The proposal was sharply criticized by a Republican senator who said it would force a mandate onto utilities, mainly in the Southeast, that they will be unable to meet because they have little sources of wind power, one of the fastest-growing renewables.


"Some regions cannot meet the renewable mandate because they don't have adequate renewable resources," said Sen. Pete Domenici, R-N.M. He circulated a study commissioned by the Edison Electric Institute, the utility trade group, that shows 27 states would be unable to comply with the 15 percent renewables requirement.


Domenici proposed that utilities, instead, have to meet a 20 percent "clean fuel" requirement that would include electricity produced from nuclear reactors and hydropower as well as renewables, and that states be allowed to "opt out" of the national program.
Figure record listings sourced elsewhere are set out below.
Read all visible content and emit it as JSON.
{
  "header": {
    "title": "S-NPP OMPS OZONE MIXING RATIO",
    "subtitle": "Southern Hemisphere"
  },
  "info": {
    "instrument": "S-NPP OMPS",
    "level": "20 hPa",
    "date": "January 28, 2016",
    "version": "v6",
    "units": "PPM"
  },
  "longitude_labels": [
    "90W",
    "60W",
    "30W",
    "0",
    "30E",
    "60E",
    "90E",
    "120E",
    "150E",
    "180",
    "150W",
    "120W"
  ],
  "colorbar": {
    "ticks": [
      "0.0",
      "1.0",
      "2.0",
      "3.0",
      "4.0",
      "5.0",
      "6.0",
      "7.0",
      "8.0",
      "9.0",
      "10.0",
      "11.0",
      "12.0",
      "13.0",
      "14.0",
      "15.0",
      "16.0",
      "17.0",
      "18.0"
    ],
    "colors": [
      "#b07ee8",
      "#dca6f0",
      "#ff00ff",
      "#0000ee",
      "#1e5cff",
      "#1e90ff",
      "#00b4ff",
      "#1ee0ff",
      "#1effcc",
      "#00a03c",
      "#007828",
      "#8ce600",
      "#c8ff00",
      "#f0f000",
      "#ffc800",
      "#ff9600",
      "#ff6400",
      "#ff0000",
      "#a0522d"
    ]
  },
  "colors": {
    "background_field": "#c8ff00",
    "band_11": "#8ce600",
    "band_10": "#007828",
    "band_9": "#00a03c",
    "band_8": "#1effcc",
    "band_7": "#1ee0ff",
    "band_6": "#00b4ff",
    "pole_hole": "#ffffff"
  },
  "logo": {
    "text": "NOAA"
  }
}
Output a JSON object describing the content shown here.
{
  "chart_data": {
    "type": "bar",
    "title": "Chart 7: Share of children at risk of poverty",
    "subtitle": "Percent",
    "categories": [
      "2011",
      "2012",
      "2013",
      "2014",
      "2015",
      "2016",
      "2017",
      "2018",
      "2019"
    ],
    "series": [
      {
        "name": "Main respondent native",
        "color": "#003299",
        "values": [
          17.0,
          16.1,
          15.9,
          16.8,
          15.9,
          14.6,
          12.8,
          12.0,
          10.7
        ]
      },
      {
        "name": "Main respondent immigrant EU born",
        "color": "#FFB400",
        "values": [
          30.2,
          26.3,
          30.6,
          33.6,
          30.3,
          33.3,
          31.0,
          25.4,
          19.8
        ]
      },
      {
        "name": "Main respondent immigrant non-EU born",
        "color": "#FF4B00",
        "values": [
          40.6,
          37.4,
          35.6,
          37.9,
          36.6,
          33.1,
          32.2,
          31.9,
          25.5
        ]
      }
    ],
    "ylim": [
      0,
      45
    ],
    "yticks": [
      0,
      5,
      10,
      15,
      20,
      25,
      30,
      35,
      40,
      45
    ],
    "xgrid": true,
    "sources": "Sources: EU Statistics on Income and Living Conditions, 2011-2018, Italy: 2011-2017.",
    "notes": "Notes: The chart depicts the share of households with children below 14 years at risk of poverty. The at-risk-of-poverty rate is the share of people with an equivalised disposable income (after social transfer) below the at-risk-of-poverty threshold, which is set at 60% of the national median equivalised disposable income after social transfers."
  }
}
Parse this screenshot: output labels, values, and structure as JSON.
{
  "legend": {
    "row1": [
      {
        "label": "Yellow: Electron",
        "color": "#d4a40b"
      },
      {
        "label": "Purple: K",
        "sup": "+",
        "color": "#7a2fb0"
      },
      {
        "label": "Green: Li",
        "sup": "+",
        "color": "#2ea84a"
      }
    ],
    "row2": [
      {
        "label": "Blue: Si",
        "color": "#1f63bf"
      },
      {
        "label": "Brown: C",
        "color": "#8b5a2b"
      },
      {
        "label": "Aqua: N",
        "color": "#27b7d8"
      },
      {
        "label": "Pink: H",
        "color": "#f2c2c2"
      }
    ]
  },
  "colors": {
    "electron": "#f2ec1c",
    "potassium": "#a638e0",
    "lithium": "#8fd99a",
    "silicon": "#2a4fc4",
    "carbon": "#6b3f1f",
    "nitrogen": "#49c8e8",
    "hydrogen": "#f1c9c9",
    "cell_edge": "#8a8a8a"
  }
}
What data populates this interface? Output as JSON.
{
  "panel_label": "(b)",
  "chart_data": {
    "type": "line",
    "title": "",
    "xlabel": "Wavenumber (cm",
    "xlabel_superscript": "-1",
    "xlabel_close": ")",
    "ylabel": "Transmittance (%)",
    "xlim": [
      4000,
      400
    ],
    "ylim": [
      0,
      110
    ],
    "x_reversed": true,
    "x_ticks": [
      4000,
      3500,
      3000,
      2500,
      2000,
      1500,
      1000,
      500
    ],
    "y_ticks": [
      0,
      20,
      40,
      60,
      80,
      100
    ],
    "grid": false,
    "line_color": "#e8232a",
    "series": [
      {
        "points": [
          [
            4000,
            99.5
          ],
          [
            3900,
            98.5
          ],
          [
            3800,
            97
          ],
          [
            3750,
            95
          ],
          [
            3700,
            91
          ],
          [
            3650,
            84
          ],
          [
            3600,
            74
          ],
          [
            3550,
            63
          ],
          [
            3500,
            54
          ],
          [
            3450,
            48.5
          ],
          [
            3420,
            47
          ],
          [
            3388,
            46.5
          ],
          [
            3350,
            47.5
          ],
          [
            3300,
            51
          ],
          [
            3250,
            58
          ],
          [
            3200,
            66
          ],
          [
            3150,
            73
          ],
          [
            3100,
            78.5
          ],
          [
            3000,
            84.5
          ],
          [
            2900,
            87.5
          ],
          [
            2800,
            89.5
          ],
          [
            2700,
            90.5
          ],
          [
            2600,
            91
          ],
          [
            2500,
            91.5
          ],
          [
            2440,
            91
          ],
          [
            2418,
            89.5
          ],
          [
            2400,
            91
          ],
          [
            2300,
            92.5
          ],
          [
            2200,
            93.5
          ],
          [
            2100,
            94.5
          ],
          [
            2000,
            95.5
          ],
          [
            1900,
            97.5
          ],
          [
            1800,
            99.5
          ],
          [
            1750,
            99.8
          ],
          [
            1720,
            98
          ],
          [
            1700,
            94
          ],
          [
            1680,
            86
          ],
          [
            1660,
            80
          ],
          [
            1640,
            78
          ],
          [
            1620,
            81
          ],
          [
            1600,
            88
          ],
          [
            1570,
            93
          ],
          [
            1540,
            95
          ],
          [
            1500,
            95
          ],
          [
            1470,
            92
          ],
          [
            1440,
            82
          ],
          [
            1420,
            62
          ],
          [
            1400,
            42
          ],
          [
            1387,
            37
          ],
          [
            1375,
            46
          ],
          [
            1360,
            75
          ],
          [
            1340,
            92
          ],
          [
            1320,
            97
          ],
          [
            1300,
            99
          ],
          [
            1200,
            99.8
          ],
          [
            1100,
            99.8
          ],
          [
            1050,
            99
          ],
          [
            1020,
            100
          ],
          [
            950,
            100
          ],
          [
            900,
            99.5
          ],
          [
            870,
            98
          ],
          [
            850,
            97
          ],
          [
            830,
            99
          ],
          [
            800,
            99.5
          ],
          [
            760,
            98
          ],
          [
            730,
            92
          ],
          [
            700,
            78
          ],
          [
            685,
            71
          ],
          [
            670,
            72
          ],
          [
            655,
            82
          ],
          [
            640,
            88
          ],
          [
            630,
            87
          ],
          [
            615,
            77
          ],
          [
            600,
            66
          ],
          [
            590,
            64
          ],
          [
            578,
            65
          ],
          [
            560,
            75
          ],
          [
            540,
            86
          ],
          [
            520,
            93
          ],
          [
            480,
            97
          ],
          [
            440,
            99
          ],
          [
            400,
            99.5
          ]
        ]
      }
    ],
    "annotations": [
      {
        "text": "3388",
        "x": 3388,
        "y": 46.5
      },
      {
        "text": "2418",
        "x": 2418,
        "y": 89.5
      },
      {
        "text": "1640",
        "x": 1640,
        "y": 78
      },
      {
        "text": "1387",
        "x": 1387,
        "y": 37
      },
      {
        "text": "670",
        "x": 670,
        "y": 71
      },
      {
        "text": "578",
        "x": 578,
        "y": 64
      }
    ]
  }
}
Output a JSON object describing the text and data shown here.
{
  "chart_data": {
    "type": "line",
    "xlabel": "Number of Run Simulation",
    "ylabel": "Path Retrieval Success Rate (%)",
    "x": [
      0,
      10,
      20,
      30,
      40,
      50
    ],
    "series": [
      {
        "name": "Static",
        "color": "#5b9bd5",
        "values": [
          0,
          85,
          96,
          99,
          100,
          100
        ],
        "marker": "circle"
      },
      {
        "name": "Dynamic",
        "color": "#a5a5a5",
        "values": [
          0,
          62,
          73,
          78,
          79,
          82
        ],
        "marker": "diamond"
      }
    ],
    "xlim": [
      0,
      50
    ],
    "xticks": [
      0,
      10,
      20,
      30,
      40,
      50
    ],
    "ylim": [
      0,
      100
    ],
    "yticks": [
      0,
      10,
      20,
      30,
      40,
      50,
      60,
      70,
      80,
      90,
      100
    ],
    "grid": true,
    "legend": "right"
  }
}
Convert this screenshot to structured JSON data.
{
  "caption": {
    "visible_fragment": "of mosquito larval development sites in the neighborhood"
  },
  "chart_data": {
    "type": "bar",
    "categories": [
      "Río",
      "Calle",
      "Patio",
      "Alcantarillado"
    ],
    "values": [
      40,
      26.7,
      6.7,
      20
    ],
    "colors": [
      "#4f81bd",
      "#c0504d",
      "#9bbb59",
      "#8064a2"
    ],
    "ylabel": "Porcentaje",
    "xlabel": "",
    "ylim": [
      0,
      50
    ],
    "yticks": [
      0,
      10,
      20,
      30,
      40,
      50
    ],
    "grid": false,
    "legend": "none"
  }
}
Twenty-three states already require utilities to move toward meeting minimum renewable fuel use requirements, including nine states whose standards equal or exceed Bingaman's proposal. For example, California will require 20 percent of electricity from renewables by 2010. Oregon and Minnesota recently established a mandate of 25 percent.


Senators opposed to the federal requirement argued that those are states where wind power or other renewable sources are in abundance. Much of the South and parts of the Midwest do not have these same resources, they argued.


"You cannot impose the same regulated wind requirement on a state that has no wind," said Domenici.


Bingaman countered that there are plenty of renewable fuels other than wind and that, for example, states in the South have huge resources of biomass such as shrubs and trees.


To counter opponents' claims that the renewables requirements would cause electricity prices to soar, Bingaman produced a report from the federal Energy Information Administration that said otherwise.


The agency's analysis of Bingaman's proposal said that overall electricity prices would increase less than 1 percent and that natural gas prices would decline. Accumulated residential electricity expenses through 2030 would increase less than half of 1 percent, according to the analysis.


The study also said a 15 percent national renewable mandate on electric utilities would result in a 50 percent increase in wind power, a tripling in the use of biomass and a 500 percent increase in the use of solar power, while cutting greenhouse gases 6.7 percent below what they otherwise would be by 2030.


Opponents challenged the EIA findings on cost, which they said looked at national average prices and not regional price impacts.


Sen. Lamar Alexander, R-Tenn., read a letter from a utility official in Chattanooga who feared that a requirement to use renewable fuels would force higher electric prices and "have an enormous impact on our community."


These "unnecessary electric power costs ... will drive jobs out of Tennessee," Alexander said.